JPH0726695U - Vacuum induction melting furnace - Google Patents

Abstract

(57) [Abstract] [Purpose] To provide a melting furnace capable of evenly dispensing the molten metal into each mold when the molten metal is dispensed into a plurality of small-volume molds in a vacuum induction melting furnace. To aim. [Structure] A small dispensing crucible 15 is provided between the induction melting furnace 14 and the mold 12, and a heater 16 is provided on the outer periphery of the small melting crucible 15, and the amount of molten metal is less than the amount of molten metal for one mold on the inner wall 18 of the small melting crucible 15. The level is provided with a step portion 18a, and the bottom portion 19 of the dispensing crucible 15 is provided with a small hole 19a.

Description

[Detailed description of the device]

[0001]

[Industrial applications]

 This invention uses induction heating in vacuum or in an inert gas atmosphere, and all of them are high purity metals for semiconductors, metals easily reacting with oxygen, nitrogen or carbon such as Ti and Zr, and W, Mo and Ta.
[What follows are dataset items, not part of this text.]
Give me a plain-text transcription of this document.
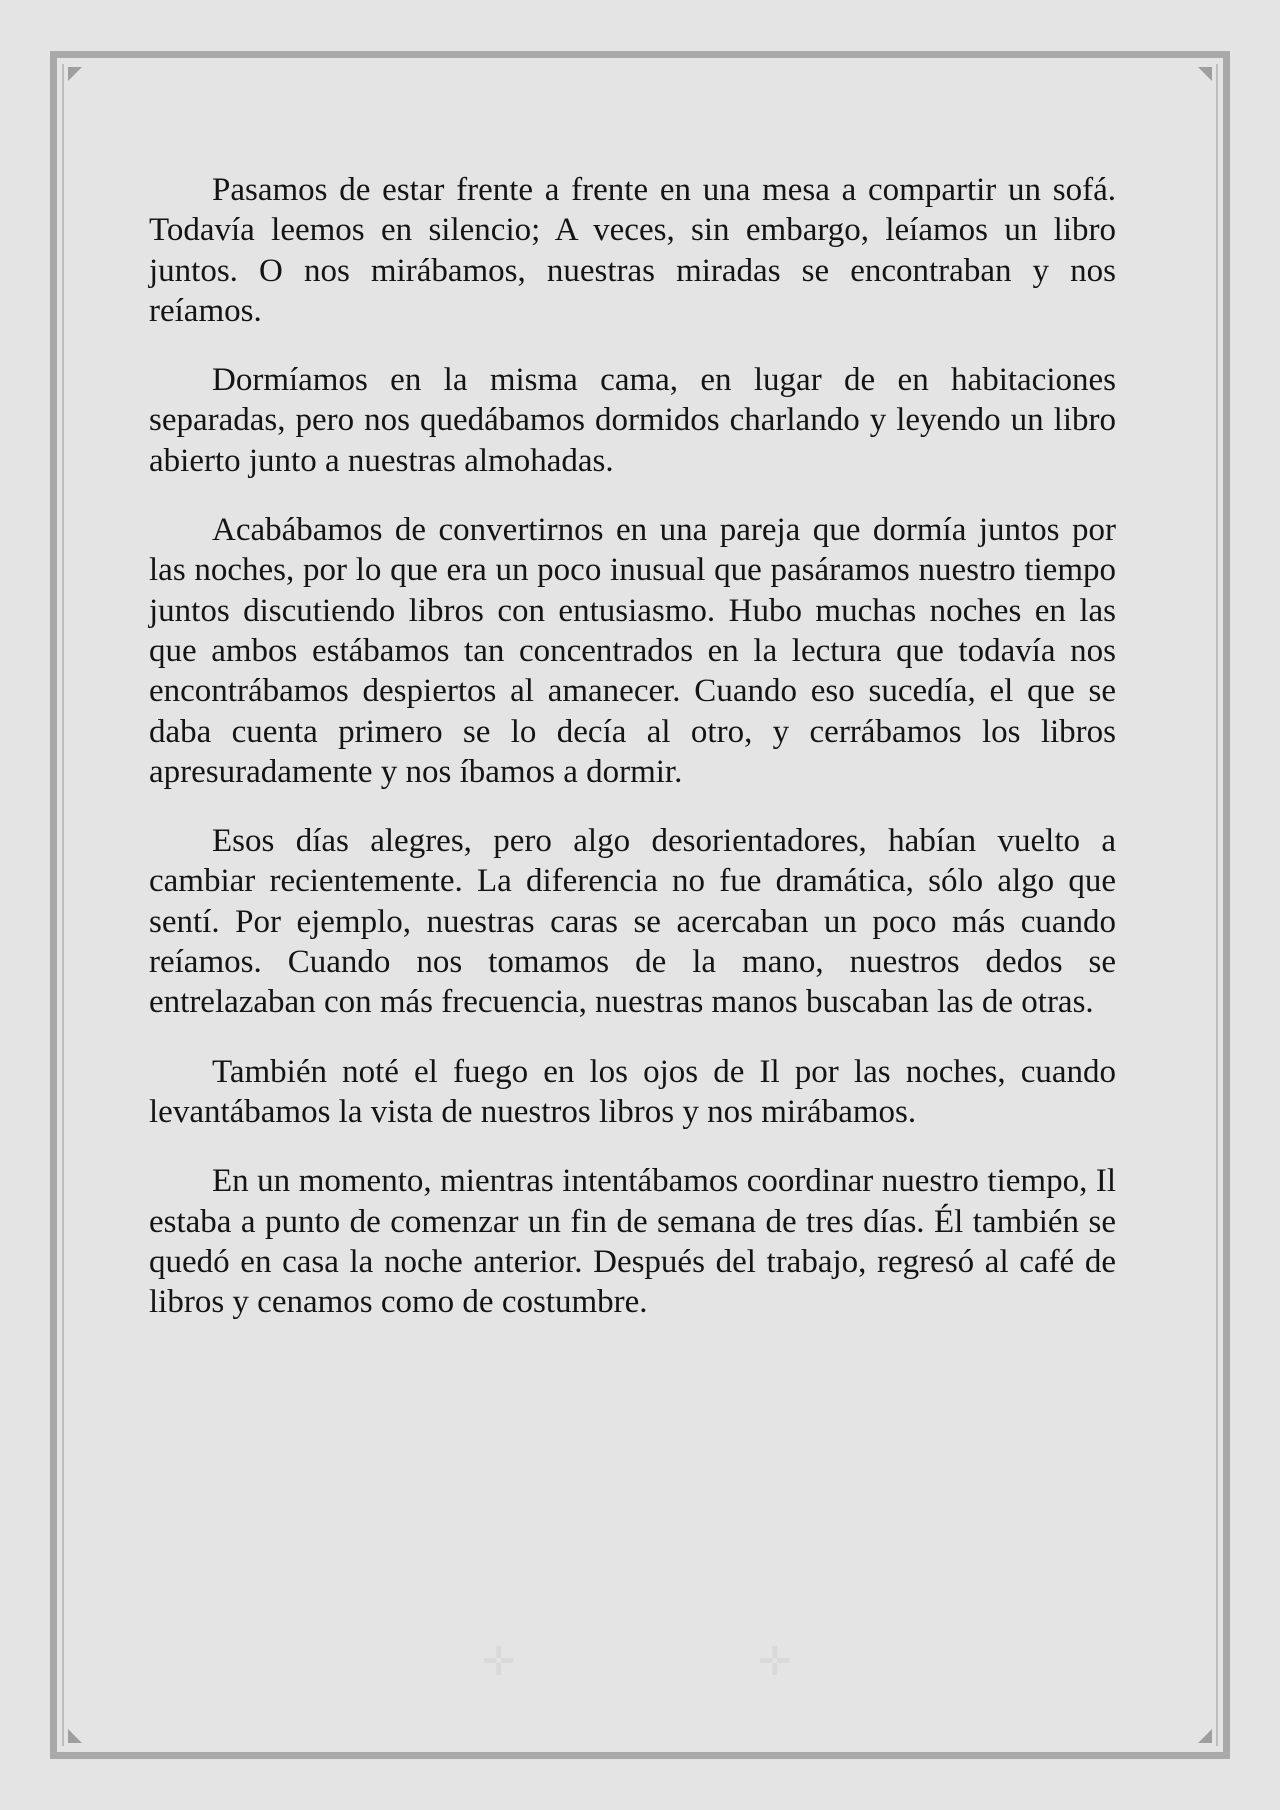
✛	✛

Pasamos de estar frente a frente en una mesa a compartir un sofá. Todavía leemos en silencio; A veces, sin embargo, leíamos un libro juntos. O nos mirábamos, nuestras miradas se encontraban y nos reíamos.

Dormíamos en la misma cama, en lugar de en habitaciones separadas, pero nos quedábamos dormidos charlando y leyendo un libro abierto junto a nuestras almohadas.

Acabábamos de convertirnos en una pareja que dormía juntos por las noches, por lo que era un poco inusual que pasáramos nuestro tiempo juntos discutiendo libros con entusiasmo. Hubo muchas noches en las que ambos estábamos tan concentrados en la lectura que todavía nos encontrábamos despiertos al amanecer. Cuando eso sucedía, el que se daba cuenta primero se lo decía al otro, y cerrábamos los libros apresuradamente y nos íbamos a dormir.

Esos días alegres, pero algo desorientadores, habían vuelto a cambiar recientemente. La diferencia no fue dramática, sólo algo que sentí. Por ejemplo, nuestras caras se acercaban un poco más cuando reíamos. Cuando nos tomamos de la mano, nuestros dedos se entrelazaban con más frecuencia, nuestras manos buscaban las de otras.

También noté el fuego en los ojos de Il por las noches, cuando levantábamos la vista de nuestros libros y nos mirábamos.

En un momento, mientras intentábamos coordinar nuestro tiempo, Il estaba a punto de comenzar un fin de semana de tres días. Él también se quedó en casa la noche anterior. Después del trabajo, regresó al café de libros y cenamos como de costumbre.
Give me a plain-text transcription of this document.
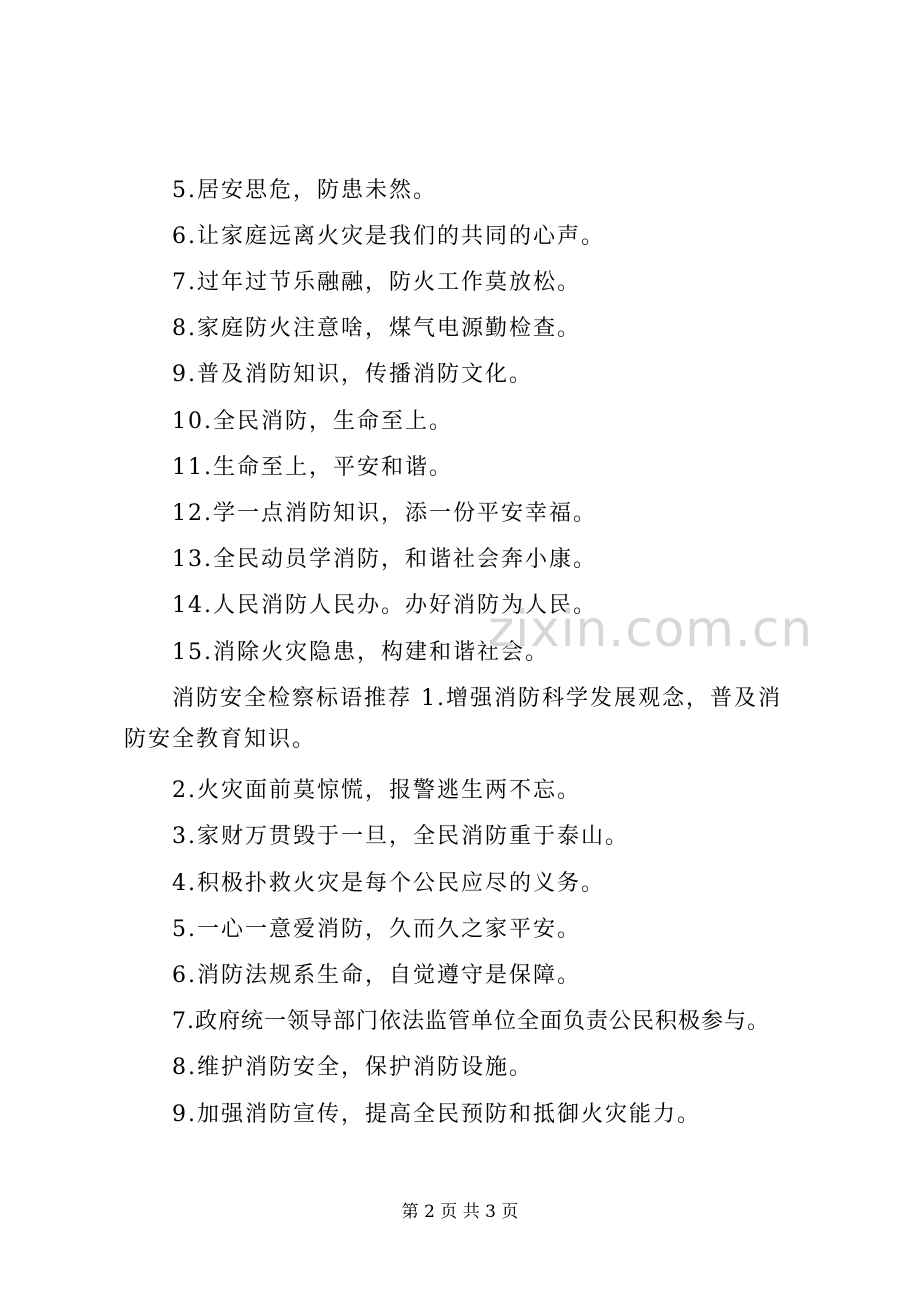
5.居安思危，防患未然。
6.让家庭远离火灾是我们的共同的心声。
7.过年过节乐融融，防火工作莫放松。
8.家庭防火注意啥，煤气电源勤检查。
9.普及消防知识，传播消防文化。
10.全民消防，生命至上。
11.生命至上，平安和谐。
12.学一点消防知识，添一份平安幸福。
13.全民动员学消防，和谐社会奔小康。
14.人民消防人民办。办好消防为人民。
15.消除火灾隐患，构建和谐社会。
消防安全检察标语推荐 1.增强消防科学发展观念，普及消
防安全教育知识。
2.火灾面前莫惊慌，报警逃生两不忘。
3.家财万贯毁于一旦，全民消防重于泰山。
4.积极扑救火灾是每个公民应尽的义务。
5.一心一意爱消防，久而久之家平安。
6.消防法规系生命，自觉遵守是保障。
7.政府统一领导部门依法监管单位全面负责公民积极参与。
8.维护消防安全，保护消防设施。
9.加强消防宣传，提高全民预防和抵御火灾能力。
zixin.com.cn
第 2 页 共 3 页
Vacuum induction melting furnace suitable for melting high melting point metals such as Nb, Nb and their alloys, especially when casting molten metal into a plurality of small molds The present invention relates to an improvement of a split-mold vacuum induction melting furnace for preventing a decrease in yield due to, for example, supplying molten metal and sticking the molten metal to an unrecoverable part due to a decrease in temperature.

[0002]

[Prior art]

 Conventionally, the following two types of vacuum induction melting furnaces have been used to melt the above-mentioned various metals to be melted in a vacuum or in an inert gas atmosphere and perform casting into several small molds. Was there. The first device tilts the induction melting furnace and directly casts it into individual molds. The second device was to install a small dispensing crucible with a hot water storage unit equipped with a heating device with a capacity larger than the capacity of one mold between the induction melting furnace and the mold. It is the one that comes out of the bath. In either case, a turntable carrying a plurality of molds is arranged in front of the tap hole of the induction melting furnace and operated by operating these from outside the vacuum vessel. In the first apparatus, the worker tilts the induction melting furnace to supply the molten metal to each mold while observing the situation where the worker is cast into the mold through the viewing window attached to the vacuum container. In the second device, the amount of molten metal that is larger than the capacity of one mold is first supplied to the dispensing crucible from the induction melting furnace, and then the dispensing crucible is tilted to supply the molten metal to the individual molds. As in the case of the first device, the worker also conducts monitoring from outside the vacuum container.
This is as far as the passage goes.